Paula shares that mindfulness plays a key role in sex therapy which ties in mind and body by focusing on sensate focus and behavior. The therapy is purely verbal and while it implies a physical element, that only happens in a clients home away from their therapy so that progress can be made. Paula emphasizes that a major part of her clients have underlying anxiety struggles. She points out that sex therapy is used to treat this before ever focusing on sex.
Who needs sex therapy?
With a degree in Family therapy, Paula thinks about the ‘who’ differently. Her approach includes her client’s partner/s to get better insight into her patients’ struggle.
Paula also helps single clients. She points out erectile dysfunction as an example of a problem she tackles with her single clients. Her work with these clients includes understanding their bodies and giving them tools to help themselves.
Working with Paula
Paula’s first sessions are honest consultations used to get to know each other as taking the first step into therapy can be daunting for clients. She moves on to providing the way forward and answering any questions around this. Obviously this varies with each clients unique situation since her clients experience a range of difficulties from sexual trauma to pelvic floor issues.

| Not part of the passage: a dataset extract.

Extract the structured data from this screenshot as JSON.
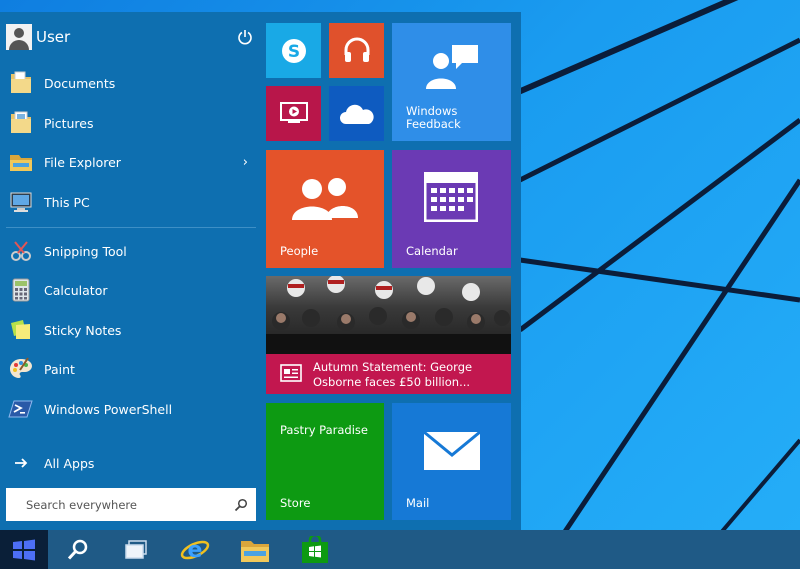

Paula’s direct communication and transparency is a different approach to this kind of therapy but welcomed by her clients as they find her more relatable.
In this type of therapy, clients are exposed to an extent and Paula reveals that fear is part of the process. One of the most common fears she finds with her clients is the fear of being judged. Another one is fear of loss of a relationship if a struggle is not overcome during the therapy.
Frequency of sex often comes up with Paula finding that couples need permission to not engage in sex. Her candid and simple reaction to this is based on whether the parties are happy.
Paula shares an interesting angle to look at things from when experiencing sexual struggles, highlighting that being too involved in your partners problem takes away from you focusing on you and helping from that point of view.
Finding a Sex Therapist
Legitimate sex therapists have an AASECT certification. Therapists do around 160 hours of courses and 300 hours with patients before being certified. Training ensures that therapists themselves are aware of their biases and comfort zones to better aid their patients.
Paula received her bachelor’s degree in Family and Human Development at Arizona State University and then went on to receive her master’s Degree in Family Therapy at the University of Massachusetts, in Boston. Post family therapy licensure, Paula became AASECT (American Association for Sexuality Educators, Counselors, and therapists) certified as a Sex Therapist and worked with individuals, relationships, and families in private practice in Boston, Massachusetts for ten years.
In that time, she received AASECT certification as a Supervisor of Sex Therapy and co-founded a sex therapy agency and training institute where we saw clients in addition to training therapists to become competent, confident sex therapists themselves. Paula continues to regularly present at various training institutes as well as Universities and therapy agencies across New England.